While doing some calculations for my balloon, I ran into some kind of roadblock now. I would like to get the time of descent by parachute from the altitudes these balloons reach (which are about 30000 m ASL). There is the well known formula for friction force, which is [math]F=0.5 \cdot \rho_{Air} \cdot v^2 \cdot A[/math]. If you equal that to payload mass times gravitational acceleration, you can solve for the velocity:

[math]v=\sqrt(\frac{m \cdot g}{0.5 \cdot \rho_{Air} \cdot A})[/math]
I got m and A, but I now would like to implement, that density is not uniform with altitude, but will increase from top to bottom, thus slowing the payload down more near the ground than high up. Any ideas? Would be very much appreciated!

 

[Loru]

I think there is no routine to calculate it all the way down, but you could divide atmosphere into small parts, calculate forces acting on payload/parachute stack for given parts of atmosphere. From that you can calculate velocity.
Nothing smarter come's to me right now.
Smaller step in density change you'll choose, more accurate results you'll gain

 

[tori]

Express the rho_air variable as a function that returns the density at a given altitude, let's call that density(h) where h is the current altitude. If you plug it in your equation you'll end up with a graph of terminal velocity vs. altitude.

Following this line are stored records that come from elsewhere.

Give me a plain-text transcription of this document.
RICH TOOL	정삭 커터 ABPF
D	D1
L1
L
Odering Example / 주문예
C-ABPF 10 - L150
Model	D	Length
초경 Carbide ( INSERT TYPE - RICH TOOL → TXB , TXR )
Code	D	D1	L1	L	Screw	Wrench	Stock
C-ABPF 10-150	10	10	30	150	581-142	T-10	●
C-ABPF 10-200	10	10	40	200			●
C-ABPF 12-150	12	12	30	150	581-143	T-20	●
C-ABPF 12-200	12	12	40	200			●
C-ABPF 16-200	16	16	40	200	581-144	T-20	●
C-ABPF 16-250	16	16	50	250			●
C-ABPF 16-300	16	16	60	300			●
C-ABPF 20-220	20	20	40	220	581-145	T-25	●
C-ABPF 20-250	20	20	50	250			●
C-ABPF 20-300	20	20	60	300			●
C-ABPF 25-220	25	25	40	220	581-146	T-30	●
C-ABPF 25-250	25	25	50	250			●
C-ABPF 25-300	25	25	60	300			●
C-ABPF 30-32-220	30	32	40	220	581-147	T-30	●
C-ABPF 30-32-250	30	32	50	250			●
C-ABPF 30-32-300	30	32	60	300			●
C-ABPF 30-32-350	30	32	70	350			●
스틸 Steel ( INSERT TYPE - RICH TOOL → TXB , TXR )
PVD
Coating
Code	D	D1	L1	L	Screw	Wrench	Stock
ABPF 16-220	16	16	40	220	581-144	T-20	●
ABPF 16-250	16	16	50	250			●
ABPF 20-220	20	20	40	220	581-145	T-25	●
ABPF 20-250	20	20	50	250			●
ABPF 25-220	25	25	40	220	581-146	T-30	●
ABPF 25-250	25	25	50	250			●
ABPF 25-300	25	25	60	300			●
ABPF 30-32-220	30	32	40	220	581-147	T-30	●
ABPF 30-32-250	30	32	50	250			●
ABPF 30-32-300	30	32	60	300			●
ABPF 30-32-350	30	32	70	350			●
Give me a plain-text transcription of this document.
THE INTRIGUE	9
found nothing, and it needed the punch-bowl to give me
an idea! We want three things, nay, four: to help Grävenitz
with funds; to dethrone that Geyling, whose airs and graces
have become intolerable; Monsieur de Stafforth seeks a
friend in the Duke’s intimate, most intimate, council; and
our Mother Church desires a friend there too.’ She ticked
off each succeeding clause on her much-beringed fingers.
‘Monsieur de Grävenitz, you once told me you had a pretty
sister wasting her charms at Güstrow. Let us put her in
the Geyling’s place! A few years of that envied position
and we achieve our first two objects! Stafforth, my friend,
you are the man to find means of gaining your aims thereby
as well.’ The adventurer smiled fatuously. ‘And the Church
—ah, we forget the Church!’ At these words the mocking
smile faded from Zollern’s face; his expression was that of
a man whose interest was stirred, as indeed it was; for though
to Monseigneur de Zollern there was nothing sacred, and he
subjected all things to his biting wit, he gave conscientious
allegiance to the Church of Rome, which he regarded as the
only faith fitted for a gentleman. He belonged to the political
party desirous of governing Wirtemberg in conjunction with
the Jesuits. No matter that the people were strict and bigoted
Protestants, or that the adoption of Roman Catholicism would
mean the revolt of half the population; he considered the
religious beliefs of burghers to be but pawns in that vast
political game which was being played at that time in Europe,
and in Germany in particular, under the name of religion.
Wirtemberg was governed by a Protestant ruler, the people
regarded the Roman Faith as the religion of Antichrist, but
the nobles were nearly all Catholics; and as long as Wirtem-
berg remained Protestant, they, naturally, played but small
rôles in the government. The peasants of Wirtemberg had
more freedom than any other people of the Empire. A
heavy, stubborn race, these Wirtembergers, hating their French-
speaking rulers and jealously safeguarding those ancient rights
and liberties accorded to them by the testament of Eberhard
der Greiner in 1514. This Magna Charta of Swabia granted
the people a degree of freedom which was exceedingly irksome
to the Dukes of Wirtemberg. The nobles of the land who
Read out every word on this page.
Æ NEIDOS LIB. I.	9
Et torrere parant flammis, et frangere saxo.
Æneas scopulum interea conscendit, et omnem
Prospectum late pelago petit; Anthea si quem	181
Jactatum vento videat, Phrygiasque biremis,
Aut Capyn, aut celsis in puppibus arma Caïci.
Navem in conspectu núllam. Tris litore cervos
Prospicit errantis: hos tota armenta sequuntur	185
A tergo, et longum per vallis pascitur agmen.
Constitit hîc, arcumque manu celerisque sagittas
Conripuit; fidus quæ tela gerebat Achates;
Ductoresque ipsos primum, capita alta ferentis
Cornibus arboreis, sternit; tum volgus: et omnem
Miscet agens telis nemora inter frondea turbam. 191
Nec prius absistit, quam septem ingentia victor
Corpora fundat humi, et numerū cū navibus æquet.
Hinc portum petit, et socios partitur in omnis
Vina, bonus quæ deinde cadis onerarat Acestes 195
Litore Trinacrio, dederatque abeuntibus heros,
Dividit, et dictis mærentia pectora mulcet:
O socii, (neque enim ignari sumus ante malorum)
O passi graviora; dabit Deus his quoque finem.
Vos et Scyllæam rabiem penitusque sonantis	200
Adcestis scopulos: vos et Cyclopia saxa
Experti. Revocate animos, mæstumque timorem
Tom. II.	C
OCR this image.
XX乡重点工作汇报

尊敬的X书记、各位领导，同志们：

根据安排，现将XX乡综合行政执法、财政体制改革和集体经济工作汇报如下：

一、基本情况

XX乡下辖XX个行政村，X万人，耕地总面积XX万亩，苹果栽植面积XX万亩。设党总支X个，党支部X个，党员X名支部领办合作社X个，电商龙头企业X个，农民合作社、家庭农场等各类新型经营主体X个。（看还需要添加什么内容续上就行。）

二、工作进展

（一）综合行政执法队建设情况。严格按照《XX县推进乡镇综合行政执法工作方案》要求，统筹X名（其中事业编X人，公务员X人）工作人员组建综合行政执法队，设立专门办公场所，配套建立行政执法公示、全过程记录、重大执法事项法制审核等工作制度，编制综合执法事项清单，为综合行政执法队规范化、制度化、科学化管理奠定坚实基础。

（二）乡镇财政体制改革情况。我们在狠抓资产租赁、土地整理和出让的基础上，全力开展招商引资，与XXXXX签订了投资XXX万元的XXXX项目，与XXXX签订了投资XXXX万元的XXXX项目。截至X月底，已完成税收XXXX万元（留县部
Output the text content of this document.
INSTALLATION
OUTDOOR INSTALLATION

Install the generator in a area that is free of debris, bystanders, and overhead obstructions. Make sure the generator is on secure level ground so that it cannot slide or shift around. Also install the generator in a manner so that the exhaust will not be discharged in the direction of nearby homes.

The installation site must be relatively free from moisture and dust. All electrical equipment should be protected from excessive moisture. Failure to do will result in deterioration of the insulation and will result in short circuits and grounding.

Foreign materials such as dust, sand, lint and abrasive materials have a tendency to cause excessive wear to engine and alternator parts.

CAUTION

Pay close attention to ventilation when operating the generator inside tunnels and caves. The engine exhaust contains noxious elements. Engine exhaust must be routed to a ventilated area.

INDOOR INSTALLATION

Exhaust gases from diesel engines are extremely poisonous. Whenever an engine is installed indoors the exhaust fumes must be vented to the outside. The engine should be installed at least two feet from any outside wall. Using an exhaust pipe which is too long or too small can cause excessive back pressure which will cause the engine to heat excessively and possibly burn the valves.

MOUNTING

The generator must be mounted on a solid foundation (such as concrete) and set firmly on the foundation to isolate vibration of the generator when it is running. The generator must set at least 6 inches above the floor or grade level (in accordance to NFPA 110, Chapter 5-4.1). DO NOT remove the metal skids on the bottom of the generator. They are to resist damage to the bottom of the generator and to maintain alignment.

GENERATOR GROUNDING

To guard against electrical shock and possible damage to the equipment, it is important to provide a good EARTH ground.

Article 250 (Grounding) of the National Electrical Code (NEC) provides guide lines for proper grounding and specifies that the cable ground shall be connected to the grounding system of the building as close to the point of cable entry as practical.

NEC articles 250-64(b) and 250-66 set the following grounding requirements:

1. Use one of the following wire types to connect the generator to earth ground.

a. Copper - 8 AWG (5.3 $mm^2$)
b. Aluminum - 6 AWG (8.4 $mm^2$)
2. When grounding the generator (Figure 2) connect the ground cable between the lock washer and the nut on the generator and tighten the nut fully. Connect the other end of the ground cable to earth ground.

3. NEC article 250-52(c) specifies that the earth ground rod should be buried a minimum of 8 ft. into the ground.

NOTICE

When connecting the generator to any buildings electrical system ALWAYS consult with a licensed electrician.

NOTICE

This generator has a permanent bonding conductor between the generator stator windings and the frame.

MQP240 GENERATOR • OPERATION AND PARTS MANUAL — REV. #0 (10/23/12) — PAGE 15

Now distance divided by average velocity yields travel time, which is what we're after. We need to find the average speed of the object, which is given by a definite integral over the altitude range divided by the length of the range:

[math]\frac{\int_0^{h_m} f(h) dh}{h_m}[/math]
f(x) being your velocity function and h_m being the maximum (peak) altitude.

---------- Post added 06-06-10 at 12:58 AM ---------- Previous post was 06-05-10 at 11:25 PM ----------

This got me a little interested

Using the data from this table, I approximated atmospheric density (kg/m³) vs. altitude (m) into this function:

[math]density(h) = \frac{1.225 - h \cdot 0.0000291}{1+h \cdot 0.00015}[/math]
It's approximate, but it'll do (this is its graph (orange) compared to real pressures (blue)).

Your function provides terminal velocity at an altitude h (m). I added the drag coefficient term, because dome-shaped parachutes have C_d ≈ 1.5, which would influence the result considerably (for example allowing you to use a 40% smaller dome chute for the same effect a flat one would have).

[math]velocity(h) = \sqrt{\frac{2 \cdot m \cdot g}{density(h) \cdot A \cdot C_d}}[/math]
Descent time is vertical distance divided by average vertical speed:

[math]t = \frac{s}{v}[/math]
To get average value of a function you integrate it over a given range and divide it by this range, the range being your balloon cut-off altitude, or 's':

[math]v = \frac{\int_0^s velocity(h) \, dh}{s} = \frac{\int_0^s \sqrt{\frac{2 \cdot m \cdot g \cdot (1 + h \cdot 0.00015)}{A \cdot C_d \cdot (1.225 - h \cdot 0.0000291)}} \, dh}{s}[/math]
Now integrating this would get you an equation that looks something like this. That's a no-no. So instead of an accurate analytical solution we'll do an approximate numerical one.

We'll divide the altitude range (0 to 30000 m) into 100-meter slices and calculate the terminal velocity for each one. Then we'll add them together multiplied by 100 (width of our slice). In pseudocode that would look something like this:

h = 30000.0
step = 100
sum = 0.0
while h > 0:
     sum += velocity(h) * step
     h -= step

At the end of this code the 'sum' variable holds the approximate value of the integral. Divide it by 30000 meters and you get your average descent velocity. Divide those 30000 meters by that velocity and you get your descent time in seconds.

For a 2kg payload on a 1m² flat parachute (C_d = 1.0) this would yield an average descent speed of 13.5 m/s (over 320 km/h in space and just 20 km/h at touchdown) with a descent time of 37 minutes, pretty average for most ballons.